Yazı yazdığım gün Oral Çalışlar kitapta anlatılan acıların bir nebzede olsa sarıldığına dair bir yazı yazmıştı... O yazıdan kısa bir alıntı yapıyorum.
(...)
Otobüsümüz, eski Palu yolunun başındaki tarihi köprüde durdu. Agos gazetesi yazarlarından Sarkis Seropyan, tarihi köprüden geçip eski Palu’nun tepede görünen kilisesinin kalıntılarına doğru yürüyeceğimizi söyledi.

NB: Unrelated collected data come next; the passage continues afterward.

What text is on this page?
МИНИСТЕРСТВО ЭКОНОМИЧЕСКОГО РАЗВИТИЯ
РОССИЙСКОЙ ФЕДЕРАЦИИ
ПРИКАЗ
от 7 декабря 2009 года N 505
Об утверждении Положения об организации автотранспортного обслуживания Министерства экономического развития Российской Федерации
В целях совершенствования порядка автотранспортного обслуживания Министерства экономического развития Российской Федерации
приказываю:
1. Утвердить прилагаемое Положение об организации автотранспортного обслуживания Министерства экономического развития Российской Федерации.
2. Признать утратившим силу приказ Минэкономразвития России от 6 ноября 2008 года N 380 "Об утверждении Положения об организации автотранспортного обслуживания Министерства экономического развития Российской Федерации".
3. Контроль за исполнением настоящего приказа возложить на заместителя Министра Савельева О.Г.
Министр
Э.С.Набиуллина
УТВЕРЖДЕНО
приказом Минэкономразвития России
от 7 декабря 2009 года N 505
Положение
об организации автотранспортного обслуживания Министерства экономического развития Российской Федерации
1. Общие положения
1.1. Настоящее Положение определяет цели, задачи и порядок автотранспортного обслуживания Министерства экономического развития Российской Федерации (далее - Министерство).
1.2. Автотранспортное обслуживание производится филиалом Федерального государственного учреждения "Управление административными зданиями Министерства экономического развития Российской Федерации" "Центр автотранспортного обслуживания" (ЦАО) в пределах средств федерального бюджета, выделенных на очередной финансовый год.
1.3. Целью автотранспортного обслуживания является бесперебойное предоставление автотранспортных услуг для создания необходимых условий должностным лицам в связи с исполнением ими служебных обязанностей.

Türklerin Murat, Ermenilerin “Arazani” adını verdikleri nehir, 97 yıl öncesinin haşmetiyle akmaya devam ediyordu. Hrant Dink’in avukatı Fethiye Çetin’in 95 yaşında ölen anneannesi Seher’in anılarındaki nehir ve kilise işte burasıydı.
1915 Ermeni Tehciri’nde Habap köyünden çıkan kafile Palu’ya geldiğinde kadınlar bu kiliseye kapatılmış, erkekler ise alınıp götürülmüşlerdi. Fethiye’nin anneannesi Seher, gerçek ismiyle Heranuş da bu kiliseye kapatılan kadınlar arasındaydı. Birbirlerinin sırtına basa basa kilisenin penceresine ulaşan kadınlar felaketi gördüler. Erkekler öldürülüp Murat suyuna atılıyordu.
Fethiye Çetin, anneannesi Heranuş’un köyü Habap’ı bulduktan sonra, Ermenilerden kalan izlerin peşine düştü. Yıkılmış, kullanılamaz hale gelmiş çeşmelerden yeniden su aktığını hayal etmeye başladı. Yaraların sarılmasına yardımcı olabilirdi çeşmelerin hayata dönmesi...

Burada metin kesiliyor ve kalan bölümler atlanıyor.